A direita tradicional funcionou como um fator de aglutinação de todos os setores de direita no último período. Conforme as políticas neoliberais colapsaram e as massas entraram num período de ascenso, a burguesia tem fortalecido os setores ultradireitistas dentro desses partidos disputando o controle com a direita tradicional.
Os casos mais claros do processo acontecem na França e nos EUA, mas também já apareceram na Alemanha e na Grã Bretanha.
EUA
Nos EUA, o Tea Party tem disputado o controle do PR (Partido Republicano) o que tem levado a que setores da direita tradicional republicana se aproximassem, votassem publicamente em Obama e até participassem do governo.
A direção do PR declarou recentemente que para ter alguma chance eleitoral, o partido deverá promover “profundas reformas internas”, tais como abrir-se às minorias raciais e aceitar as demandas pela lei de imigração. O documento acusa o Tea Party de ter levado o PR a “uma via ideológica sem saída”. Paul Ryan, o número dois do PR na Câmara dos Deputados, apresentou uma proposta para eliminar o Medicare e a substituição por bônus.
O Tea Party, apesar das recentes derrotas eleitorais, e o enorme desgaste provocado pela derrota no Iraque, continuam com forte poder nos aparatos, controlam grande parte dos 30 estados onde o PR governa e os organismos de aglutinamento da ultradireita, como o Instituto Heritage (irmão do Instituto Millenium brasileiro) cuja presidência foi assumida há dois meses pelo senador Jim DeMint, que renunciou com esse objetivo à vaga parlamentar.

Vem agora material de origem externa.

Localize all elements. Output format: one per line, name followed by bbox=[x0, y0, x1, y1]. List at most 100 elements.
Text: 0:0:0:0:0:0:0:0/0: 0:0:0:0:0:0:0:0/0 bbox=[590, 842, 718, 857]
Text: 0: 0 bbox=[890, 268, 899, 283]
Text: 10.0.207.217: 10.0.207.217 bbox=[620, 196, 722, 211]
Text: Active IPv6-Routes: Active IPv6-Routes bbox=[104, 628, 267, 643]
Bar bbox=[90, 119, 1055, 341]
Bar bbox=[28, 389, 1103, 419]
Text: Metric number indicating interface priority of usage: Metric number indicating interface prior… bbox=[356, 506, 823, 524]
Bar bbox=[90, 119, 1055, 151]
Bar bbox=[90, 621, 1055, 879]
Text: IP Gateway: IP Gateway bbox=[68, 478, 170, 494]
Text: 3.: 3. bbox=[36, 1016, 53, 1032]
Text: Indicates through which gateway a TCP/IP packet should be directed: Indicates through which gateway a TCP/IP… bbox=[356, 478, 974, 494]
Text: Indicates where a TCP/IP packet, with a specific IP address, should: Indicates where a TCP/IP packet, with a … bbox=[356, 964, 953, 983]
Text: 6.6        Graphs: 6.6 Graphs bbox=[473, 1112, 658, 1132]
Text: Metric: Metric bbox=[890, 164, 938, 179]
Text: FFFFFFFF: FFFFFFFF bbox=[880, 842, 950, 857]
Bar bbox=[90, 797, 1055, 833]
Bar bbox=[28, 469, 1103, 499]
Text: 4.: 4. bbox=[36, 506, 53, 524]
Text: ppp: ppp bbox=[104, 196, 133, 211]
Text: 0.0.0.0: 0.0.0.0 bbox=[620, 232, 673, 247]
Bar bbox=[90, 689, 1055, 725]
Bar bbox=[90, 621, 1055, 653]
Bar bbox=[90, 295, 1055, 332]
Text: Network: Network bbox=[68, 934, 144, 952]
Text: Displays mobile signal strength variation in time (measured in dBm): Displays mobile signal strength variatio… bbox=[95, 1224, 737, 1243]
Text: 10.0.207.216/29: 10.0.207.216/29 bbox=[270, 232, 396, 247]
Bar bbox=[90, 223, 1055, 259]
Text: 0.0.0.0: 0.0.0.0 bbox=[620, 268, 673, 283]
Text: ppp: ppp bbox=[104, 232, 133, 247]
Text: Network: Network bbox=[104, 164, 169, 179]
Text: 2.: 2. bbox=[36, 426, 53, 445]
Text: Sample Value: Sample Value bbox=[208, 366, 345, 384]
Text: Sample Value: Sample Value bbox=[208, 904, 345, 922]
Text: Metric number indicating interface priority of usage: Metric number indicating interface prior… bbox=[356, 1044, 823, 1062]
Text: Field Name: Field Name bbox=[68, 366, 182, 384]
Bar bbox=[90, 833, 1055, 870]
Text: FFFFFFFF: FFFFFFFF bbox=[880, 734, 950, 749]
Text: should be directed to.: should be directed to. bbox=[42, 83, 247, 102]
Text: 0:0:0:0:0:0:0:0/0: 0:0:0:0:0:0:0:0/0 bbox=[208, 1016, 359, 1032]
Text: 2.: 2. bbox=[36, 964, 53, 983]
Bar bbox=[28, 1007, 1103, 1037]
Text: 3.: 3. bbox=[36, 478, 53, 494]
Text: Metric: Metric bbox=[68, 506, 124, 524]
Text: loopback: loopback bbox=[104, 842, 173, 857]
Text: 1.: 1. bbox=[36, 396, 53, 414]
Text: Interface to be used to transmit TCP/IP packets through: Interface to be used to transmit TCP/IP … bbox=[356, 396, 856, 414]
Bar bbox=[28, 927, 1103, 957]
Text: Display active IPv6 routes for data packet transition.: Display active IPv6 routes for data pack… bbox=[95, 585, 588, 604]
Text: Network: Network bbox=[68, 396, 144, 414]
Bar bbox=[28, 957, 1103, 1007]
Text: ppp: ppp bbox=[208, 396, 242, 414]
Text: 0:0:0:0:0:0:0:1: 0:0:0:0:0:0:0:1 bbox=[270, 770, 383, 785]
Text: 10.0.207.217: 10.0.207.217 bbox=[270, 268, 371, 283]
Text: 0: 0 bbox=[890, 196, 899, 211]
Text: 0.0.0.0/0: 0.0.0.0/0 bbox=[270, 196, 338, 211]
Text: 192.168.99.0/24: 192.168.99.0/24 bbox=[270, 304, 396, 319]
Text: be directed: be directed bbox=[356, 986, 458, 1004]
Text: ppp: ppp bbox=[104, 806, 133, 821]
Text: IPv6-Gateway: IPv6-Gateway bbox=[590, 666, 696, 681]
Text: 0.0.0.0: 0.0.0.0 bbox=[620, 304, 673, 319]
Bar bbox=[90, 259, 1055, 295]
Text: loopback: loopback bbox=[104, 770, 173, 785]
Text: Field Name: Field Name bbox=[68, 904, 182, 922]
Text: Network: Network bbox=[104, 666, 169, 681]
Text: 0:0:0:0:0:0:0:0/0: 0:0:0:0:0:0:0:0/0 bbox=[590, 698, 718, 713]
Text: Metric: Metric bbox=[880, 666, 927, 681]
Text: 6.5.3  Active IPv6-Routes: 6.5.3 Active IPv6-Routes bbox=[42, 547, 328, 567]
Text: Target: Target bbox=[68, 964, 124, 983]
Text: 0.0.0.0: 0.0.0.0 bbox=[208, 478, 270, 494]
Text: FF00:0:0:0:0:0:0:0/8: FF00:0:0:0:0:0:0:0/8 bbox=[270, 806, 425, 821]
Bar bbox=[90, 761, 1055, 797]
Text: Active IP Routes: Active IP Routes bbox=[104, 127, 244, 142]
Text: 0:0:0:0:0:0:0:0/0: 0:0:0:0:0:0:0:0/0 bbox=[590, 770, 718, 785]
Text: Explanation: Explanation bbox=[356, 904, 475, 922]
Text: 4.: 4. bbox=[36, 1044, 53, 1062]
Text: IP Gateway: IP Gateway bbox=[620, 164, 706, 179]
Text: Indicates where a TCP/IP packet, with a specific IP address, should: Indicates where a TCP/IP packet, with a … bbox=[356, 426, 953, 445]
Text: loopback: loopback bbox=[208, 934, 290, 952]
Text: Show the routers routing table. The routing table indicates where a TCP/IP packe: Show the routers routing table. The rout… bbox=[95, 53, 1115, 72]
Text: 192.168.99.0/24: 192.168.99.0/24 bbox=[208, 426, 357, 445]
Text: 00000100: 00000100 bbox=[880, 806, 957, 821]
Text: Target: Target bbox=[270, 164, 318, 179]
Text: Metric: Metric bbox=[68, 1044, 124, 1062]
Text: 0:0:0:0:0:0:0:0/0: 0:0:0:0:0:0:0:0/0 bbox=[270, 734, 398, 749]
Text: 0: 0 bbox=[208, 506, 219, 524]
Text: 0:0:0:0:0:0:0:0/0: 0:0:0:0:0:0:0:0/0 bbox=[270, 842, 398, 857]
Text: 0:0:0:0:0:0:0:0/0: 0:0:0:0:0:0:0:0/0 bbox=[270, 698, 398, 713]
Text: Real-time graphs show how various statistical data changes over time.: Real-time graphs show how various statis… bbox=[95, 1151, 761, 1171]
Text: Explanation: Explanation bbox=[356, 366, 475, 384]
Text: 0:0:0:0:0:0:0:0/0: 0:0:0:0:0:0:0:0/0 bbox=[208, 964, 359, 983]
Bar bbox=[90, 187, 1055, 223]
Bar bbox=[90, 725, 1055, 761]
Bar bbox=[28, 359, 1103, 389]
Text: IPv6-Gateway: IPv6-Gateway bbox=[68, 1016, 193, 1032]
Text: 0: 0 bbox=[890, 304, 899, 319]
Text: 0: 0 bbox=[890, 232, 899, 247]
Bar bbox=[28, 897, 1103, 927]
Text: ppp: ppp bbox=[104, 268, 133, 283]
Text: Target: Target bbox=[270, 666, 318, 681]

A ala de centro do PR (Partido Republicano) representa os setores mais importantes dos grandes capitalistas, mas hoje o grupo ligado à família Bush, por exemplo, responsável pelas guerras do Iraque e do Afeganistão, não conseguiria ganhar uma eleição federal. A tendência de ruptura ficou evidente na recente crise do chamado “abismo fiscal”, onde os setores de centro votaram com o governo, contra os representantes da ultradireita do seu próprio partido, mostrando graficamente a.
O Tea Party representa uma nova política dos setores da ultradireita norte-americana que tem como objetivo conter o ascenso das massas, que será inevitável no próximo período, por meio da organização de um movimento de cunho fascistoide e da escalada da força, muito além do jogo parlamentar. Estes setores representam, porém, um elemento de desestabilização extraordinária do regime politico devido a que o ascenso contrarrevolucionário poderia levar à perda do controle do regime e provocar a evolução no sentido revolucionário. Isto explica os temores da direita de centro e dos setores majoritários da burguesia. A crise do PR, estimulada pela imprensa imperialista, é, portanto, uma crise do próprio estado e da burguesia, do regime de conjunto.
França
Na França, o grupo liderado por Jean François Copé quase tomou o controle da UMP no último Congresso e a situação somente foi controlada com a intervenção do próprio Nicolas Sarkozy. O grupo de Copé tem atuado em frente única com os abertamente fascistas da Frente Nacional (hoje batizada com o inocente nome de Acqua Marine). Juntos impulsionaram as manifestações contra o casamentogay, que, de fato, são usadas como um mecanismo catalizador, muito além das reivindicações reacionárias em si, para medir forças e disputar espaços de poder. Ambos grupos estão alinhando uma aliança mais estruturada para as próximas eleições municipais que acontecerão neste ano.